A Christmas Carol – Charles Dickens (illus. Quentin Blake)
I’ve only read one other Dickens’ (Great Expectations). I bought this illustrated hard cover for a good price as I like Quentin Blake’s illustrations, and I thought it would be a little more interesting for the children, and that they may pick it up sometime.
But in the end I actually listened to A Christmas Carol narrated by Antonia Bath. It was my first audiobook and I really enjoyed it. The narrator had a pleasant voice and accent; she read the story with expression and emotion. It still doesn’t feel the same as reading it for myself, because I didn’t see the words, so it felt like an entirely different experience.
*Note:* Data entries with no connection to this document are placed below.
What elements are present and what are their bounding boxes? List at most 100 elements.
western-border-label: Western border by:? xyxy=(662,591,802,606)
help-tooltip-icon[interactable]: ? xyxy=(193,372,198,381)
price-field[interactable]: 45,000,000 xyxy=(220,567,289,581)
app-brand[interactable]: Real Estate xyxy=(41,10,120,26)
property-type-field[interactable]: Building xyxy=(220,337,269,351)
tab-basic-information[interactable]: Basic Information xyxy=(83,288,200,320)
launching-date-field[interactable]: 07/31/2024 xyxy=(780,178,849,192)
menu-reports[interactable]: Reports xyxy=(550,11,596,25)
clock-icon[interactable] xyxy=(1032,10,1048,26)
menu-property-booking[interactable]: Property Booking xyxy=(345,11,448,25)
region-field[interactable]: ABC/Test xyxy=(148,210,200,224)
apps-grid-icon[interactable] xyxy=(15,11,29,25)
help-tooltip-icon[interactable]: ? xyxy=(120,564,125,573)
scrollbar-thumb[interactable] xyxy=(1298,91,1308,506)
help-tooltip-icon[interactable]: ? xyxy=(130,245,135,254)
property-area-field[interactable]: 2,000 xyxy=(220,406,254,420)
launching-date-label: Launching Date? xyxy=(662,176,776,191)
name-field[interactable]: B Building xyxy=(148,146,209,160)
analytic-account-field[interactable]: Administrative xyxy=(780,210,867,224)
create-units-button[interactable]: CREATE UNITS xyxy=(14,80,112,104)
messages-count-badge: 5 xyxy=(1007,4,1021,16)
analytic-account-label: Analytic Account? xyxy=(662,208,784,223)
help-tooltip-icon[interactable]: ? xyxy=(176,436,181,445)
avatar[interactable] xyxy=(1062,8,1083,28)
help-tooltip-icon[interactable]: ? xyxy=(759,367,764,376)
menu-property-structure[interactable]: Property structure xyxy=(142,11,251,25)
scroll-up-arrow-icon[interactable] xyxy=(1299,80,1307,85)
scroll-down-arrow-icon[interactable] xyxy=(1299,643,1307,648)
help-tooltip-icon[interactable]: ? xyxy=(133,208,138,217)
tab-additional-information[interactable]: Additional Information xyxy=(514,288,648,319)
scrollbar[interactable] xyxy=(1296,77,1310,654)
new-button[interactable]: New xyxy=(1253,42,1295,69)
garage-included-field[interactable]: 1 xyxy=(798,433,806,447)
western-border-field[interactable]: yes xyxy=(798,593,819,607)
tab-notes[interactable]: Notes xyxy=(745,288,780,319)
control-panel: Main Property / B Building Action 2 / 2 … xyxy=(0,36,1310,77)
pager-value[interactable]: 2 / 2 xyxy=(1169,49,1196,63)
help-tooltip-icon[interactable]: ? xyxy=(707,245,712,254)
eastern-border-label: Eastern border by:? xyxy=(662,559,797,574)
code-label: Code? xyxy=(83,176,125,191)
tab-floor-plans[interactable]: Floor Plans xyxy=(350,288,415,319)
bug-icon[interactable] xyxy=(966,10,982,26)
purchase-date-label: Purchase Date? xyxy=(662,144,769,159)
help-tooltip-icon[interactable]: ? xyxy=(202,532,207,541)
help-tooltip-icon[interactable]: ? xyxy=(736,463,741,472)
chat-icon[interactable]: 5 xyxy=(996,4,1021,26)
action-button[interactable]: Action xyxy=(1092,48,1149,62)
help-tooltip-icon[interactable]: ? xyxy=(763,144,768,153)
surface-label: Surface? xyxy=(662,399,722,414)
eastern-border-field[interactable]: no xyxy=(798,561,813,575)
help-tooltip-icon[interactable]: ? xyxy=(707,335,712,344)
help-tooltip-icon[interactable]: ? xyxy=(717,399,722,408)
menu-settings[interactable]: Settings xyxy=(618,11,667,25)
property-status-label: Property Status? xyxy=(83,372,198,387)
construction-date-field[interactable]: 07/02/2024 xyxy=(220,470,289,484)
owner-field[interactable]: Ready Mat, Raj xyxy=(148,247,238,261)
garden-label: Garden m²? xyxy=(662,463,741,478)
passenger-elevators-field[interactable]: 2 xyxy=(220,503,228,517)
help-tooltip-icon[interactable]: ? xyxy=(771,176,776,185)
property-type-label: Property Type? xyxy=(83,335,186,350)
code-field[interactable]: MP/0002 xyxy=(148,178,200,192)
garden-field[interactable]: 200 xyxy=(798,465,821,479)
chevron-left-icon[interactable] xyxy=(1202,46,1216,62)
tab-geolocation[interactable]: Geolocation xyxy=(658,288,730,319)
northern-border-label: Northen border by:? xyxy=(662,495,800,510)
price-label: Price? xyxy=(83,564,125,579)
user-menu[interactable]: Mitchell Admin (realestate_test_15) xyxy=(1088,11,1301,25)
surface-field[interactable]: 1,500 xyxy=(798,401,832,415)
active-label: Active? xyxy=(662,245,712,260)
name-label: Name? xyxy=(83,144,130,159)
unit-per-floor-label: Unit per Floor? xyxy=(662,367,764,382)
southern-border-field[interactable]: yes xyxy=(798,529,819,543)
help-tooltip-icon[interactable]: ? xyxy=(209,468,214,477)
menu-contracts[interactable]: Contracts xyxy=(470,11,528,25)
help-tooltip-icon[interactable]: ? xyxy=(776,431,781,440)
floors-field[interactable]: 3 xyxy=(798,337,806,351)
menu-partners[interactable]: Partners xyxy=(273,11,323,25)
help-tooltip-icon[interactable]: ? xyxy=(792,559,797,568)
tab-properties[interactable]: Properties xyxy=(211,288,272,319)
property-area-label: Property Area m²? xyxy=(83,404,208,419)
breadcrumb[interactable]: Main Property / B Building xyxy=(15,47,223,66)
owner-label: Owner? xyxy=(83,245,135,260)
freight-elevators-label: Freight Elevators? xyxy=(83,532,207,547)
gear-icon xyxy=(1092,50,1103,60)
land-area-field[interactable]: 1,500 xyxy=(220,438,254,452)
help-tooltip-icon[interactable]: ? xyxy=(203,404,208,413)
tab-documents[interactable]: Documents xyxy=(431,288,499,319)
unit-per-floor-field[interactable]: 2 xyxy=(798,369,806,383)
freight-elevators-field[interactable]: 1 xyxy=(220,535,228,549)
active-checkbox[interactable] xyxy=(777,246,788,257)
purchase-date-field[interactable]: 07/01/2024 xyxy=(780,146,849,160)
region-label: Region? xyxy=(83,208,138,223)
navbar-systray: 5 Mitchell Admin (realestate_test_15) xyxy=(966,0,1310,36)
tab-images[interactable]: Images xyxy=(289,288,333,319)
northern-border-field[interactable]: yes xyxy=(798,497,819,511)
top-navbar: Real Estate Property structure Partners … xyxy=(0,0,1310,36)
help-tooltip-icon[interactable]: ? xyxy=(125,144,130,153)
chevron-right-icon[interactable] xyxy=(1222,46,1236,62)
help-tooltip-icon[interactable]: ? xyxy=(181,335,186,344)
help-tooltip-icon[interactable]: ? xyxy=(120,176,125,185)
“Oh! but he was a tight-fisted hand at the grindstone, Scrooge! A squeezing, wrenching, grasping, scraping, clutching, covetous, old sinner! Hard and sharp as flint, from which no steel had ever struck out generous fire; secret, and self-contained, and solitary as an oyster. The cold within him froze his old features, nipped his pointed nose, shrivelled his cheek, stiffened his gait; made his eyes red, his thin lips blue; and spoke out shrewdly in his grating voice. A frosty rime was on his head, and on his eyebrows, and his wiry chin. He carried his own low temperature always about with him; his iced his office in the dog-days; and didn’t thaw it one degree at Christmas.”
How cleverly and precisely does Dickens write a character? I loved this book. Scrooge is visited by the Spirits of Christmas Past, Present and Future, who reveal to him truths about himself, which dramatically alter his outlook on life. By the end of the tale, he is transformed.
“Really, for a man who had been out of practice for so many years, it was a splendid laugh, a most illustrious laugh. The father of a long, long line of brilliant laughs.”
So, yes a happy ending. I needed a happy ending.